It’s a new year, and a new project

MikeK

 

Well, as we were saying.

Every field season brings new people and new opportunities. This year, the Kaspari lab from the University of Oklahoma teams up with the Kay lab of St. Thomas University in Minnesota, to bring you another set of field notes from Panama. 

One of our goals this summer is to begin to understand the chemical “recipe” of the ants of Barro Colorado Island. Turns out, that while we are all made of elements like carbon, nitrogen, phosphorus, and potassium (the latter three representing the N, P, and K numbers found on any bag of fertilizer), subtle differences in the elemental recipe of ants may be important in determining which species grow fast (we think it’s the phosphorus), run around like whirling ant dervishes (we think it’s the carbon), or lumber around in the heavy army of chitin (the thing that gives a beetle it’s distinctive “crunch”, and we think *that’s* nitrogen). 

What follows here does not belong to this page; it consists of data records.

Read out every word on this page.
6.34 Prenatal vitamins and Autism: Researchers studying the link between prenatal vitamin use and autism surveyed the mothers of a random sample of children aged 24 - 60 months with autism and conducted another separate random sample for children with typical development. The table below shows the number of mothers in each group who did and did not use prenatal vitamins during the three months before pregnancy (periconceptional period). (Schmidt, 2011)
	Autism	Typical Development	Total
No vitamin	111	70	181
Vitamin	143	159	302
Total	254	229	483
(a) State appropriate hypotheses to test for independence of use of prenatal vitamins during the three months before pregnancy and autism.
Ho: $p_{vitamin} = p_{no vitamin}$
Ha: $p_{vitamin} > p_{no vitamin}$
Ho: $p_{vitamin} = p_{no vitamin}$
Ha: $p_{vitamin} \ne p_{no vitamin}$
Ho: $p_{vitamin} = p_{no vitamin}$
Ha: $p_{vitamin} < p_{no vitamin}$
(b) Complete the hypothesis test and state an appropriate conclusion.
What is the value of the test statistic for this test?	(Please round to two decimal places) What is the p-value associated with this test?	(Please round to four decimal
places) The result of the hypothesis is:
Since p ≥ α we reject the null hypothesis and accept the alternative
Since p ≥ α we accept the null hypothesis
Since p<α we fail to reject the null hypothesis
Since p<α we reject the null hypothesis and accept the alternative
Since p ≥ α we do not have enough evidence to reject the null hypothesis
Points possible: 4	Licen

In order to do this, we need lot’s of ants. Specifically, we need to grovel through the litter looking for whole ant colonies, but we also need to collect the winged reproductives of ant colonies–the males and females that fly from their parent colony to mate. This, we think, is a crucial time in an ant’s life that may be *especially* dependent on its chemical recipe. 

Which explains why the tip of my nose is sunburned.

Bear with me on this one.

One great way of catching flying insects, at least the nocturnal ones, is to blacklight. A blacklight is basically a light bulb that gives off UV light. For reasons that are not entirely clear, many insects are drawn inexorably to the ultraviolet light given off by a blacklight.

BlacklightingBCI So a couple of days after I arrived on the island (about 10 days ago) I was standing in front of a while plastic tarp, with a pair of forceps (=tweezers), while insects buzzed, fluttered, and thwapped around me, some hitting the tarp and falling to the ground, others hanging on, dazed by the light, while others skittered around. The “skittering” variety tended to be what I was after, the winged ants who rarely stick around, but carom off the tarp and head back out to the night. These ants were not going to make easy, and I felt slow and clumsy, with my right tweezer-laden hand stabbing out like a drunken heron going after minnows.

BlacklightingBCI2

The UV light, didn’t help frankly. That was one strange, disorienting bulb. But eventually I had captured about 20 alates, and felt reasonably good about the night’s catch, as the dry season had not ended yet, and its the *wet* season that really brings out the ants. More on that later. So I plunked my ziplock full of alate into the freezer and called it a night.

So, about the nose.

Debby, my wife, a crackerjack artist, and fellow blogger, stared at me the next day, screwed up her face and said, “what did you do to your nose?”  Not that I look very closely at the tip of my nose with any regularity. Its rather awkward to do so frankly. But I headed to the bathroom mirror and there, like a bright little penny, was a red spot.

Apparently pressing your face up against a UV bulb ain’t a particularly good idea.

Obviously, we are going to have to work on this blacklighting protocol.